The autumnal equinox, which marks the beginning of astronomical fall, isn't scheduled to arrive until Sept. 22. But for weather and climate record-keeping purposes, the seasons are neatly divided into "meteorological" seasons of three months each — and "meteorological fall" consists of September, October and November.
NOAA's Climate Prediction Center believes that most of the U.S. is likely to experience warmer-than-normal temperatures over the course of September, October and November.
The map below shows nearly the entire country in shades or orange, indicating NOAA's forecast for a warm fall. The darker shades of orange around Colorado and the Northeast mean those states are the most likely to see hotter-than-average temperatures.

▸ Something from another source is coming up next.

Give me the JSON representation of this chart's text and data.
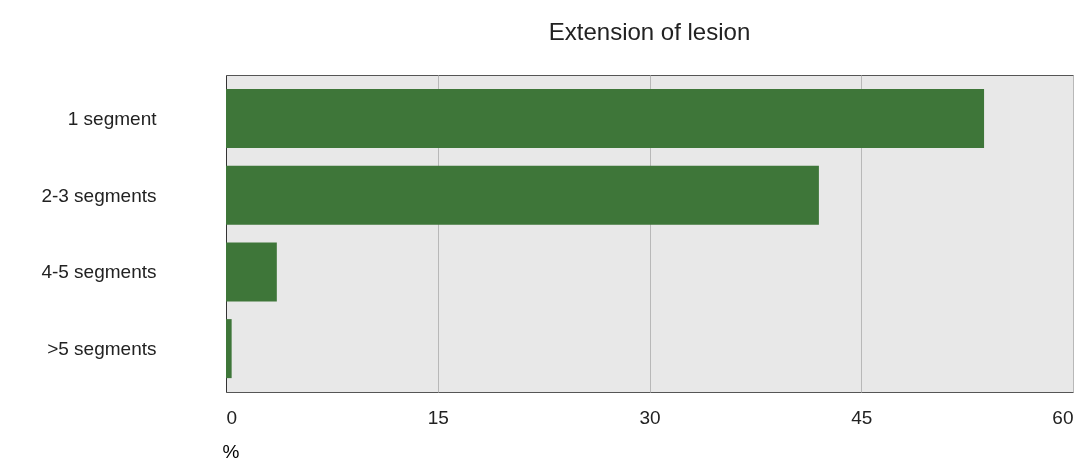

The rain outlook isn't quite as clear, but favors a drier-than-normal season for a large swath of the country. Only Washington state and Florida are looking wetter than usual, while Colorado, Utah, southern Illinois, Indiana and Kentucky all have especially high chances of a dry meteorological fall.
Some of the most populated areas, along the coasts, for example, fall in the "equal chances" category. This doesn't mean these areas will see near-normal precipitation, but rather that these areas have an equal chance of above-normal, below-normal or near-normal precipitation. Essentially, there is no clear indicator to make a confident forecast one way or another.
NOAA's Climate Prediction Center weighs several factors into their long-range outlooks. One of those is the ongoing La Niña pattern. La Niña means the sea surface temperatures of the Pacific Ocean near the equator are cooler than normal, which impacts global weather patterns in a specific way.
The warm temperatures and potentially dry skies are an ongoing drought concern, a NOAA spokesperson told Nexstar earlier this month. La Niña lasting through the fall and winter would likely mean making a very bad drought even worse for the band of states from California to Texas, which are seeing the worst drought conditions.
The outlook for September, specifically, indicates that temperatures in a large area of the West are leaning toward warmer-than-normal. But there's also a large area (mainly in the Southeast) in the vague "equal chances" range.
September's precipitation outlook is even more tricky. Again, a large area falls in the "equal chances" forecast zone. Of course, in September, the wild card for the Gulf Coast states is the arrival of a tropical system. As of Wednesday, a named storm is not expected to make landfall within the next five days.
La Niña, which often has an impact on hurricane season in the Atlantic, runs through November. La Niña years typically correspond with busy and especially destructive hurricane seasons, and this year NOAA expects somewhere between three and five “major” hurricanes to form.